Seanad debates

Tuesday, 21 January 2020

2:30 pm

Photo of Lynn RuaneLynn Ruane (Independent) | Oireachtas source

I echo everything that every Member said regarding the staff - our colleagues here in the House. I have learned a huge amount from every person. Regardless of whether I agreed with them, I have taken something from every single conversation, communication, relationship and friendship I have built in this House.

I thank Seb in my office. He is the perfect balance to my madness. I am sure that if he had not worked so hard to keep a tight rein on me over the past few years, there would have been many more scandals out there as a result of me not being able to shut up when I should have done so. He has been brilliant in pushing and building my work. I am only as successful as I am because he was behind me and supporting me for the past number of years.

I would like to acknowledge my role in Trinity College. It was an unusual path for someone like me to take on my journey into politics, a journey I thought I would never take. I have been marching outside Leinster House since the age of 17 and I never saw myself being on the other side of those gates. That is not necessarily because I do not believe people like me should be on the other side of the gates. It is that it does not even cross one's mind that that is where one could and should be and therefore it does not even become a thought. Regardless of the barriers preventing one getting in here, it does not even become a thought. It is the same with Trinity College. We do not really believe that someone with low levels of educational attainment and the passing background I had would make it through Trinity in the way that I have done. I have been supported by the Trinity electorate, its staff and graduates and my two colleagues on the Trinity panel who trail-blazed on the issue of social justice long before I came on the scene. They carved out a path for Trinity Senators to be justice warriors in one way or another in this Chamber. Whether it was Senator Norris on LGBT issues or Senator Bacik on the eighth amendment and other issues of gender, they have provided a space for someone like me to come here and raise the issues I care about. These include human rights for people with an addiction, people living in poverty, inequality, lack of educational attainment, ex-prisoners and people who are currently in the prison system. All the legislation I have brought forward to date has been reflective of my lived experience and the realities of lives like mine in my community.
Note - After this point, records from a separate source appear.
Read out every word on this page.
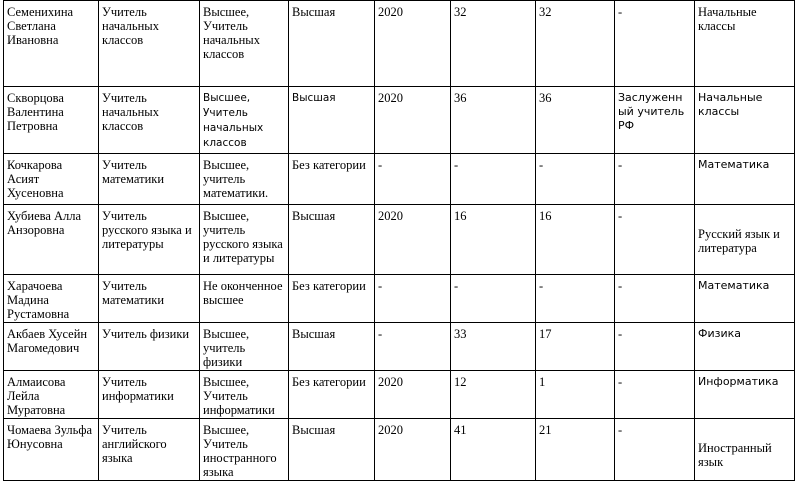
Семенихина Светлана Ивановна	Учитель начальных классов	Высшее, Учитель начальных классов	Высшая	2020	32	32	-	Начальные классы
Скворцова Валентина Петровна	Учитель начальных классов	Высшее, Учитель начальных классов	Высшая	2020	36	36	Заслуженный учитель РФ	Начальные классы
Кочкарова Асият Хусеновна	Учитель математики	Высшее, учитель математики.	Без категории	-	-	-	-	Математика
Хубиева Алла Анзоровна	Учитель русского языка и литературы	Высшее, учитель русского языка и литературы	Высшая	2020	16	16	-	Русский язык и литература
Харачоева Мадина Рустамовна	Учитель математики	Не оконченное высшее	Без категории	-	-	-	-	Математика
Акбаев Хусейн Магомедович	Учитель физики	Высшее, учитель физики	Высшая	-	33	17	-	Физика
Алмаисова Лейла Муратовна	Учитель информатики	Высшее, Учитель информатики	Без категории	2020	12	1	-	Информатика
Чомаева Зульфа Юнусовна	Учитель английского языка	Высшее, Учитель иностранного языка	Высшая	2020	41	21	-	Иностранный язык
I remember being petrified on the first day I came in here to speak. I was chosen to raise a Commencement matter with the Minister for Health, Deputy Simon Harris, related to drugs that were to be included in the Misuse of Drugs Act. I had a recurring dream for several nights beforehand in which I was walking up Grafton Street and saw someone in a Tommy Hilfiger navy blue skirt suit. It almost looked Fianna Fáil-ish. I know Senator Wilson would like to claim me as some sort of conservative liberal but the suit looked conservative and was definitely not something I would ever wear. In my dream, I put the suit on to go into the Chamber to speak but it turned into fleece Mickey Mouse pyjamas every time I sat down. I had that dream for about two or three nights. I kept trying to put on the suit. I had to sit with that and think about it, but I decided that I needed to be me. I have my accent and style, my culture and working class-ness, whatever that is, and it is definitely not a navy skirt suit. I just had to embrace who I was and politics - the Seanad and everyone here - also embraced that and all the work I have done with civil society over the years.
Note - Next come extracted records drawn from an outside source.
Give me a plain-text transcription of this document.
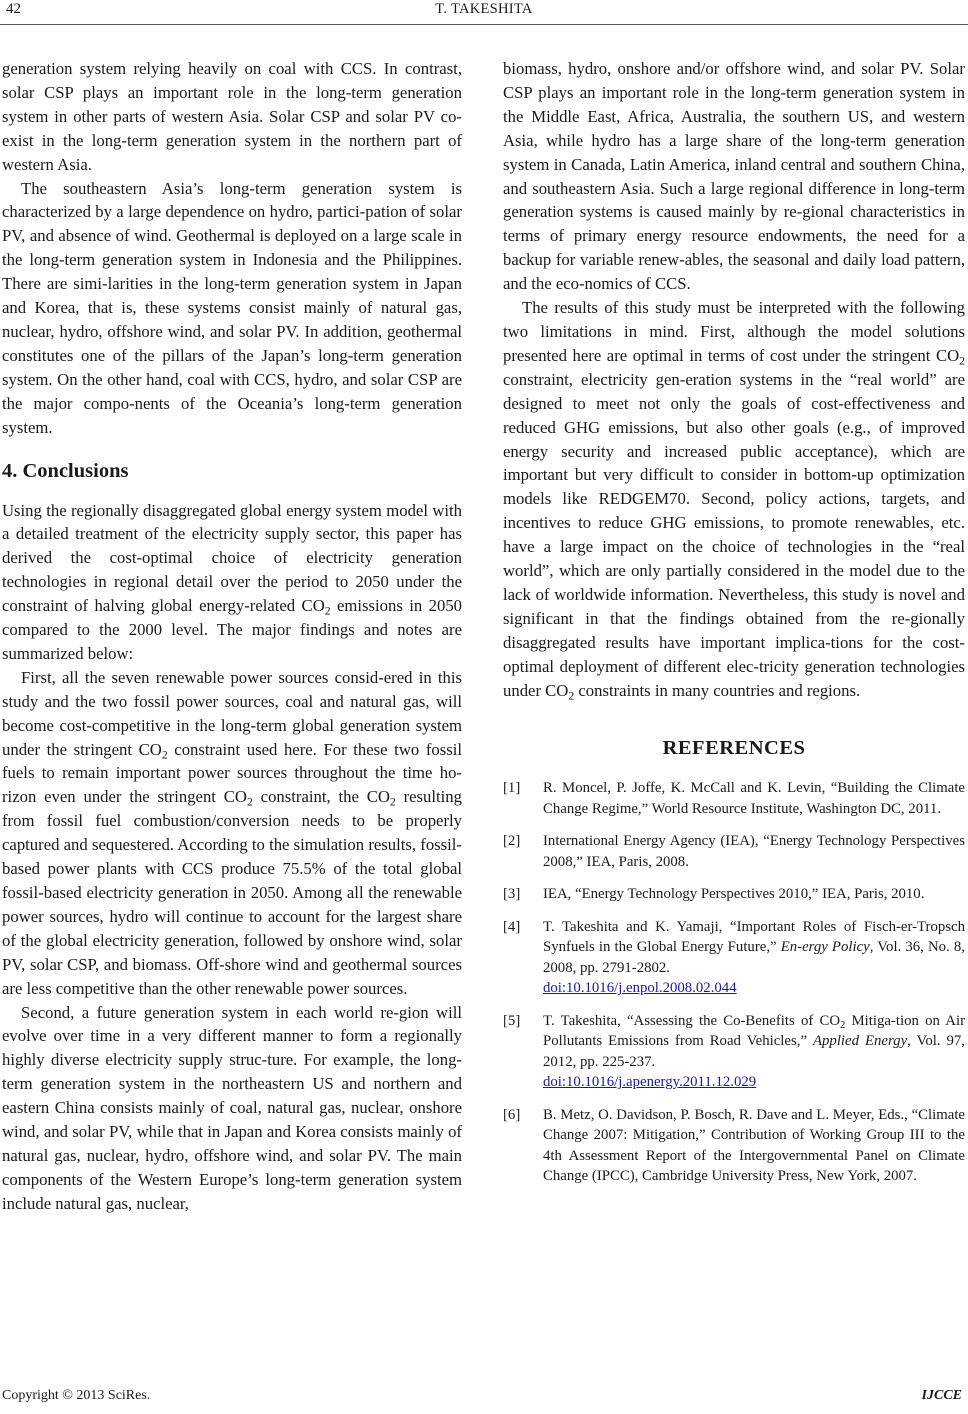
42	T. TAKESHITA

generation system relying heavily on coal with CCS. In contrast, solar CSP plays an important role in the long-term generation system in other parts of western Asia. Solar CSP and solar PV co-exist in the long-term generation system in the northern part of western Asia.

The southeastern Asia’s long-term generation system is characterized by a large dependence on hydro, partici-pation of solar PV, and absence of wind. Geothermal is deployed on a large scale in the long-term generation system in Indonesia and the Philippines. There are simi-larities in the long-term generation system in Japan and Korea, that is, these systems consist mainly of natural gas, nuclear, hydro, offshore wind, and solar PV. In addition, geothermal constitutes one of the pillars of the Japan’s long-term generation system. On the other hand, coal with CCS, hydro, and solar CSP are the major compo-nents of the Oceania’s long-term generation system.

4. Conclusions

Using the regionally disaggregated global energy system model with a detailed treatment of the electricity supply sector, this paper has derived the cost-optimal choice of electricity generation technologies in regional detail over the period to 2050 under the constraint of halving global energy-related $CO_2$ emissions in 2050 compared to the 2000 level. The major findings and notes are summarized below:

First, all the seven renewable power sources consid-ered in this study and the two fossil power sources, coal and natural gas, will become cost-competitive in the long-term global generation system under the stringent $CO_2$ constraint used here. For these two fossil fuels to remain important power sources throughout the time ho-rizon even under the stringent $CO_2$ constraint, the $CO_2$ resulting from fossil fuel combustion/conversion needs to be properly captured and sequestered. According to the simulation results, fossil-based power plants with CCS produce 75.5% of the total global fossil-based electricity generation in 2050. Among all the renewable power sources, hydro will continue to account for the largest share of the global electricity generation, followed by onshore wind, solar PV, solar CSP, and biomass. Off-shore wind and geothermal sources are less competitive than the other renewable power sources.

Second, a future generation system in each world re-gion will evolve over time in a very different manner to form a regionally highly diverse electricity supply struc-ture. For example, the long-term generation system in the northeastern US and northern and eastern China consists mainly of coal, natural gas, nuclear, onshore wind, and solar PV, while that in Japan and Korea consists mainly of natural gas, nuclear, hydro, offshore wind, and solar PV. The main components of the Western Europe’s long-term generation system include natural gas, nuclear,

biomass, hydro, onshore and/or offshore wind, and solar PV. Solar CSP plays an important role in the long-term generation system in the Middle East, Africa, Australia, the southern US, and western Asia, while hydro has a large share of the long-term generation system in Canada, Latin America, inland central and southern China, and southeastern Asia. Such a large regional difference in long-term generation systems is caused mainly by re-gional characteristics in terms of primary energy resource endowments, the need for a backup for variable renew-ables, the seasonal and daily load pattern, and the eco-nomics of CCS.

The results of this study must be interpreted with the following two limitations in mind. First, although the model solutions presented here are optimal in terms of cost under the stringent $CO_2$ constraint, electricity gen-eration systems in the “real world” are designed to meet not only the goals of cost-effectiveness and reduced GHG emissions, but also other goals (e.g., of improved energy security and increased public acceptance), which are important but very difficult to consider in bottom-up optimization models like REDGEM70. Second, policy actions, targets, and incentives to reduce GHG emissions, to promote renewables, etc. have a large impact on the choice of technologies in the “real world”, which are only partially considered in the model due to the lack of worldwide information. Nevertheless, this study is novel and significant in that the findings obtained from the re-gionally disaggregated results have important implica-tions for the cost-optimal deployment of different elec-tricity generation technologies under $CO_2$ constraints in many countries and regions.

REFERENCES
[1] R. Moncel, P. Joffe, K. McCall and K. Levin, “Building the Climate Change Regime,” World Resource Institute, Washington DC, 2011.
[2] International Energy Agency (IEA), “Energy Technology Perspectives 2008,” IEA, Paris, 2008.
[3] IEA, “Energy Technology Perspectives 2010,” IEA, Paris, 2010.
[4] T. Takeshita and K. Yamaji, “Important Roles of Fisch-er-Tropsch Synfuels in the Global Energy Future,” En-ergy Policy, Vol. 36, No. 8, 2008, pp. 2791-2802.
doi:10.1016/j.enpol.2008.02.044
[5] T. Takeshita, “Assessing the Co-Benefits of $CO_2$ Mitiga-tion on Air Pollutants Emissions from Road Vehicles,” Applied Energy, Vol. 97, 2012, pp. 225-237.
doi:10.1016/j.apenergy.2011.12.029
[6] B. Metz, O. Davidson, P. Bosch, R. Dave and L. Meyer, Eds., “Climate Change 2007: Mitigation,” Contribution of Working Group III to the 4th Assessment Report of the Intergovernmental Panel on Climate Change (IPCC), Cambridge University Press, New York, 2007.
Copyright © 2013 SciRes.	IJCCE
As a community worker, my aim has been to take the Seanad and Trinity College into the hearts of communities. I have tried to use those community development principles not only to work on legislation but also to build initiatives with the cultural and social capital that being a Trinity graduate and a Senator allowed me to have in my three and a half years here.If I am not re-elected, I can look to the likes of Project SUMS, which sees over 150 students a week getting free mathematics grinds, all developed with UCD graduates and retired lecturers through my role here, and to my philosophy in the community module in Dolphin House, which allows residents, community workers and youth workers to look at the philosophical questions and big questions in life that they encounter every day in their communities without realising it.
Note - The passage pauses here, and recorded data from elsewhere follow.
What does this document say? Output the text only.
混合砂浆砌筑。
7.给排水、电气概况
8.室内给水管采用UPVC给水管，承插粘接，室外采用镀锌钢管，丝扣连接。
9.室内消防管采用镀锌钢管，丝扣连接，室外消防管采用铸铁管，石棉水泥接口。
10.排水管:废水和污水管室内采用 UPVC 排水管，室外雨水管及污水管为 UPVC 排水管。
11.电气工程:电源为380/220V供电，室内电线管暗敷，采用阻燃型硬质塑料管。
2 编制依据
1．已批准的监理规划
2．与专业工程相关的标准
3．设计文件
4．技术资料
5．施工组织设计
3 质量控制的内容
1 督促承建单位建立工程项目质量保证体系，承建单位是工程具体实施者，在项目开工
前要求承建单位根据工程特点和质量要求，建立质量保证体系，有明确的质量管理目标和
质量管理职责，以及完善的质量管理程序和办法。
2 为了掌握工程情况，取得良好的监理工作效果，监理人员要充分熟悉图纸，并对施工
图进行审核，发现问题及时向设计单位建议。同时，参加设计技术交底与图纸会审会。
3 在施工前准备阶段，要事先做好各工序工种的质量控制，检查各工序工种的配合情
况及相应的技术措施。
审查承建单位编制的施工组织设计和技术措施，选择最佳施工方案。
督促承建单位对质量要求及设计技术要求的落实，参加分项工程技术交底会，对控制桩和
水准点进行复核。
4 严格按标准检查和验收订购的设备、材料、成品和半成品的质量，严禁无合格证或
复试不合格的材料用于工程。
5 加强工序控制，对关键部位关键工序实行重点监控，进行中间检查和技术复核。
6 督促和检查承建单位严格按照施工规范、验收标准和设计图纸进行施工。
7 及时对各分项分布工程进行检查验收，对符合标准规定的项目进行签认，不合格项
I am working extremely hard to have the Homeless World Cup held in Ireland. Our bid has been short-listed. I will continue to support Irish Homeless Street Leagues in trying to host the massive event in Ireland. I have tried to marry everything I am as a working-class community development worker with who I can be and am as a politician in order to legislate here while also bringing the work of the Seanad and my work out into the communities that need resources and services the most. My Dad would have been proud and my Mam is proud. They would probably be most proud of the fact that I have managed to be in here for three and a half years and not say the "F" word once.